Gatepiers, Lochbank is a Grade B listed building in the Dumfries and Galloway local planning authority area, Scotland. First listed on 23 May 2005. House.

Gatepiers, Lochbank

WRENN ID
fallen-attic-azure
Grade
B
Local Planning Authority
Dumfries and Galloway
Country
Scotland
Date first listed
23 May 2005
Type
House
Source
Historic Environment Scotland listing

Description

Gatepiers, Lochbank

Built 1784-85, with 19th century additions and alterations, this Grade B listed building is a 2-storey house with attic and cellar, situated on the west banks of Carlingwark Loch. The original 3-bay structure was extended to the northeast with a lower 2-storey service wing and to the southwest with a 2-storey drawing room extension. A stair tower stands to the rear (northwest), later converted to a water tower, with various ancillary outbuildings also positioned to the rear.

The exterior is rendered in painted harl with painted ashlar dressings and quoin strips, featuring a base course and eaves course. The principal southeastern elevation displays a slightly advanced centre bay typical of 18th century design. An early 19th century segmental bowed porch, a notable Regency feature, dominates the centre, complete with a flagstoned segmental plinth, stone steps, plain iron railings, and latticed iron pilasters and pelmet beneath a swept lead roof. The porch contains a tripartite doorway with dividing colonettes, panelled aprons to the sidelights, a panelled door, and a sunburst fanlight with metope and triglyph surround. A single window sits above, flanked by later stone mullioned bipartite windows. The drawing room extension to the outer left projects slightly, with a striking 4-light corniced window and two single windows above. The service wing to the outer right features a 2-bay windowed gable that breaks the eaves.

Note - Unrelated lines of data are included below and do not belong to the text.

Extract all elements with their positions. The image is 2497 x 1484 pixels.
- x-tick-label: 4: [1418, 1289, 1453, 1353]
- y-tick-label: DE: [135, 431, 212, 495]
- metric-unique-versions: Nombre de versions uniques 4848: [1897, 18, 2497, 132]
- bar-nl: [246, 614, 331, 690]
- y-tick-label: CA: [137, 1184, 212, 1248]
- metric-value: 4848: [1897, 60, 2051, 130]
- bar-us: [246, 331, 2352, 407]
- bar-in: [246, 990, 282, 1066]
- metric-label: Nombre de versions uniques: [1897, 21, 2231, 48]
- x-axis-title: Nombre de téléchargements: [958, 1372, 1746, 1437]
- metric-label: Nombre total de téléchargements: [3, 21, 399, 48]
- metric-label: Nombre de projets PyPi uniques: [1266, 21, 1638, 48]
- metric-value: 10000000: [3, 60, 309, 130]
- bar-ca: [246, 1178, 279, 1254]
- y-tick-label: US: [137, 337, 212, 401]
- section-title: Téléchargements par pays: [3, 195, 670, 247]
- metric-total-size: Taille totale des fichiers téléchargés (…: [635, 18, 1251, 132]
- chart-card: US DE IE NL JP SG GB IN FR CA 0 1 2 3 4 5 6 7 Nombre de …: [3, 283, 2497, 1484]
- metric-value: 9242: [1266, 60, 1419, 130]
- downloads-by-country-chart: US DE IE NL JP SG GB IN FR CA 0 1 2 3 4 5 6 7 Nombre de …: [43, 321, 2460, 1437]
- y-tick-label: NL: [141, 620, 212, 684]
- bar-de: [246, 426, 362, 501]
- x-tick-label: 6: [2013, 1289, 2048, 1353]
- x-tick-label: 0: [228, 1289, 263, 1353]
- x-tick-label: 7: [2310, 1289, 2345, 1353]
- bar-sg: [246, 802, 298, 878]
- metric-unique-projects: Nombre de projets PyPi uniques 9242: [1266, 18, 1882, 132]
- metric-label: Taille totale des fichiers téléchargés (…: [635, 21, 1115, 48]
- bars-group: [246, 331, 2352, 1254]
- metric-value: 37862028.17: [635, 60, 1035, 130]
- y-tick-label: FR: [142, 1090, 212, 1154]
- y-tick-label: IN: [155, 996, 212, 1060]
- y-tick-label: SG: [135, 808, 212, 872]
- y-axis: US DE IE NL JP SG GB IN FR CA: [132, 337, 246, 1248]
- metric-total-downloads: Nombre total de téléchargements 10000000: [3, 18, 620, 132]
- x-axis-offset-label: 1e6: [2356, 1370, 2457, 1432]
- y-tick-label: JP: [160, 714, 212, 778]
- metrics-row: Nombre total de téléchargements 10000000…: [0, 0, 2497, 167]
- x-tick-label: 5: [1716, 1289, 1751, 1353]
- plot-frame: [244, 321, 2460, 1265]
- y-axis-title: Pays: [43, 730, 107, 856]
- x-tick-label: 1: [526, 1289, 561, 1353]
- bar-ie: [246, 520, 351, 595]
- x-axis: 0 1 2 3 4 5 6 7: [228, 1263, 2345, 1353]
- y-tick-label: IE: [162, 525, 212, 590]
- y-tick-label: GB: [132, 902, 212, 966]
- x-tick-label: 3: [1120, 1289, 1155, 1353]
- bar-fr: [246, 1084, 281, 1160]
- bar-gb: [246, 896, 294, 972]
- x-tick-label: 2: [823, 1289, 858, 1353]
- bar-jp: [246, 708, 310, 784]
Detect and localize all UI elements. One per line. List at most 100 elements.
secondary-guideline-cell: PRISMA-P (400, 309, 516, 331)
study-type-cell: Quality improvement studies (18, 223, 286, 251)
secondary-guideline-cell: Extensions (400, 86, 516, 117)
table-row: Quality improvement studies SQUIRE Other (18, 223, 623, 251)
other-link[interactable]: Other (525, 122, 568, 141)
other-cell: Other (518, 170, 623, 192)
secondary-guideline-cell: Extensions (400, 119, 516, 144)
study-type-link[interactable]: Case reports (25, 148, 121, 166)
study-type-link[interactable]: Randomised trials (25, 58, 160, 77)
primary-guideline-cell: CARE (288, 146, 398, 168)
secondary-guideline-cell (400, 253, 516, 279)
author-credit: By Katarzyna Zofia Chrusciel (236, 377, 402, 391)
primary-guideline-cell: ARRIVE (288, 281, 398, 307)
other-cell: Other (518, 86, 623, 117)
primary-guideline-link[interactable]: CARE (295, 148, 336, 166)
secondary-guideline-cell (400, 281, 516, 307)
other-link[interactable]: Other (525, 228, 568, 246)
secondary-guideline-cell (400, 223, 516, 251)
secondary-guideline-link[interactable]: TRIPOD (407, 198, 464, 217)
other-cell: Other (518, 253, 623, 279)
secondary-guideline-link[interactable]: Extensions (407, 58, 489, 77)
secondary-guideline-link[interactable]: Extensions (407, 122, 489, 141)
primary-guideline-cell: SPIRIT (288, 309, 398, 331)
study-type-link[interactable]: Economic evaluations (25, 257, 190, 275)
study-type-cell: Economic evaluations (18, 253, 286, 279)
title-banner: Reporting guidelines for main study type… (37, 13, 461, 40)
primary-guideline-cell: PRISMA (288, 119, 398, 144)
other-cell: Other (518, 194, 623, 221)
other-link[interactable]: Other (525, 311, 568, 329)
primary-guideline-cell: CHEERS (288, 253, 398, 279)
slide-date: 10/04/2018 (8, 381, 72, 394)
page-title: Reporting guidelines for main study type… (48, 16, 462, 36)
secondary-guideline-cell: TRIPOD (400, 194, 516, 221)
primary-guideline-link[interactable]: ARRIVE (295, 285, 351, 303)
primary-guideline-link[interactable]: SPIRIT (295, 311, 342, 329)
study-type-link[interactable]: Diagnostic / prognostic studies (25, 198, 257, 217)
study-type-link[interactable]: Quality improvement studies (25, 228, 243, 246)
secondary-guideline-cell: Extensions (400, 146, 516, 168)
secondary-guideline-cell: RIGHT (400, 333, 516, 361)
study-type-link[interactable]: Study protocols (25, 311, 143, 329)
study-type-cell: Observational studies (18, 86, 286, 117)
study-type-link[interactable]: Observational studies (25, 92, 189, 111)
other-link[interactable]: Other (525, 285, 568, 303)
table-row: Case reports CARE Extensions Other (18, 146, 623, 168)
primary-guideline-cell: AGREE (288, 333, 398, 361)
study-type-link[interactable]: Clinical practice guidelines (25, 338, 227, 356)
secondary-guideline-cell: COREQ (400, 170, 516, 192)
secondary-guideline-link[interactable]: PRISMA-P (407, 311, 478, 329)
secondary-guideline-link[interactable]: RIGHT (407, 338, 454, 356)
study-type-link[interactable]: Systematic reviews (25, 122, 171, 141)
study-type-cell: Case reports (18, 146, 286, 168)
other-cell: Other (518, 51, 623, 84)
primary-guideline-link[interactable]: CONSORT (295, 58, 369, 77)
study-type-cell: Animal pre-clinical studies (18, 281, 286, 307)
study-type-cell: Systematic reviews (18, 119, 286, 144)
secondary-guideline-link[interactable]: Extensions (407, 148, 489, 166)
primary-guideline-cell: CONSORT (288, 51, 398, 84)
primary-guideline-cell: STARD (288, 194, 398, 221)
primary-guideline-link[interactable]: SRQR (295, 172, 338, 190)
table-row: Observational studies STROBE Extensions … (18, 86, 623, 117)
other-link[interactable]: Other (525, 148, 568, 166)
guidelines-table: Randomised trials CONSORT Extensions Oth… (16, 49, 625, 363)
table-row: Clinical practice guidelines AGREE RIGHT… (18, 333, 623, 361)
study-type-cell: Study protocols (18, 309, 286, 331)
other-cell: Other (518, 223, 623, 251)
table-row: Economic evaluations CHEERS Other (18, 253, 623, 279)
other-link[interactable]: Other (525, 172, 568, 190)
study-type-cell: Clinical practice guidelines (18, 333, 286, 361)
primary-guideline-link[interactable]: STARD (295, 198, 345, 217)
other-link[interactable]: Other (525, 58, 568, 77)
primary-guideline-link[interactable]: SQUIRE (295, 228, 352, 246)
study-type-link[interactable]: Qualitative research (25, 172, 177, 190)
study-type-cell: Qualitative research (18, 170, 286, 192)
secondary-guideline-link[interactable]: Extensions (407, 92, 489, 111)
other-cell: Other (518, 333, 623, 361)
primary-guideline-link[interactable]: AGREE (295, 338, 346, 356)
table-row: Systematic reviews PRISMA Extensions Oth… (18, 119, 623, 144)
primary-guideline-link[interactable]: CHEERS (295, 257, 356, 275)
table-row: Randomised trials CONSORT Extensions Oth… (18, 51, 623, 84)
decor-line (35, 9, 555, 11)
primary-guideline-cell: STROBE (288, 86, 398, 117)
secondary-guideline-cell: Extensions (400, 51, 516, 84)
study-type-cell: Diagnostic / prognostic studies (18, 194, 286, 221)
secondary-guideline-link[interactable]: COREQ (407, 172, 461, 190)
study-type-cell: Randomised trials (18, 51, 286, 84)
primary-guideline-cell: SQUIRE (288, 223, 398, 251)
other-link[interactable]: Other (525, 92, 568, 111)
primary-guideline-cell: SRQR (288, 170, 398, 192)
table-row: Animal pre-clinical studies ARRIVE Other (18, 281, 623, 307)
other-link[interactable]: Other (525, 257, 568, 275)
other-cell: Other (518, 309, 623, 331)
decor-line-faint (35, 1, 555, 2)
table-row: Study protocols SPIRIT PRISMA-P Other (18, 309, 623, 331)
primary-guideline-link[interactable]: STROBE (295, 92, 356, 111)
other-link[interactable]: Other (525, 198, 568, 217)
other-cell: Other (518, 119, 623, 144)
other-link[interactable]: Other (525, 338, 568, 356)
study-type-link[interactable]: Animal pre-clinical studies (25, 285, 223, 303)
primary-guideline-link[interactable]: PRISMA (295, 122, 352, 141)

The rear northwest elevation comprises a piend-roofed stair tower at the original centre with a lean-to addition in the re-entrant formed between it and a piend-roofed former water tower, a projecting service gable, and further ancillary range extending northward.

Timber sash and case windows predominate, mostly with 4-pane glazing patterns and horns, many of high quality replacement standard. A broad coped stone wallhead stack rises from the original southwest side elevation, while more slender stacks sit at the gableheads of the later additions. The roof is covered in graded grey slates with Lancashire slates to the rear. The original house has a piended roof; the 19th century additions are gabled. Cast-iron guttering with some funnel water hoppers complete the external detailing.

Interior

The interior displays excellent decorative detailing, much of which dates to the 19th century. The plan is single-pile with a rear corridor serving both floors. Evidence suggests the house's orientation was reoriented to face the loch, with the stair tower introduced and the plan form fundamentally altered, accounting for the substantial 19th century decorative work.

Notable features include fine plasterwork to cornicing with shouldered and decorative archways, and ornate ceiling roses. The chimneypieces are particularly distinguished, including one imported from the Lion's Club on Sauchiehall Street, Glasgow dating to the 1800s, alongside several 'Adam' style and classical timber and marble examples, one notably featuring a carved tablet depicting stone masons at work. A carved timber stair and round archways opening into the corridor from the first floor landing add further interest. A fine run of linen cupboards occupies the first floor, and the rooms retain panelled doors and panelled shutters. Cellarage extends beneath the house.

Boundary Walls and Gatepiers

A long run of curving harl-pointed rubble whinstone boundary walls, topped with sandstone coping, lines the roadside to the north. Dating to the late 18th or early 19th century with some later minor realignment, these walls extend from the northeast of the house to the southwest, continuing around the former lodge at Littlebank and along the road to Threave, bordering Gallows Slot, and reaching down to the shore of the loch to the north.

A fine pair of sandstone gatepiers with cornices and ball finials stands at the head of the drive, though these have been re-sited. Additional plain sandstone piers and both pedestrian and vehicular gateways complete the entrance arrangement.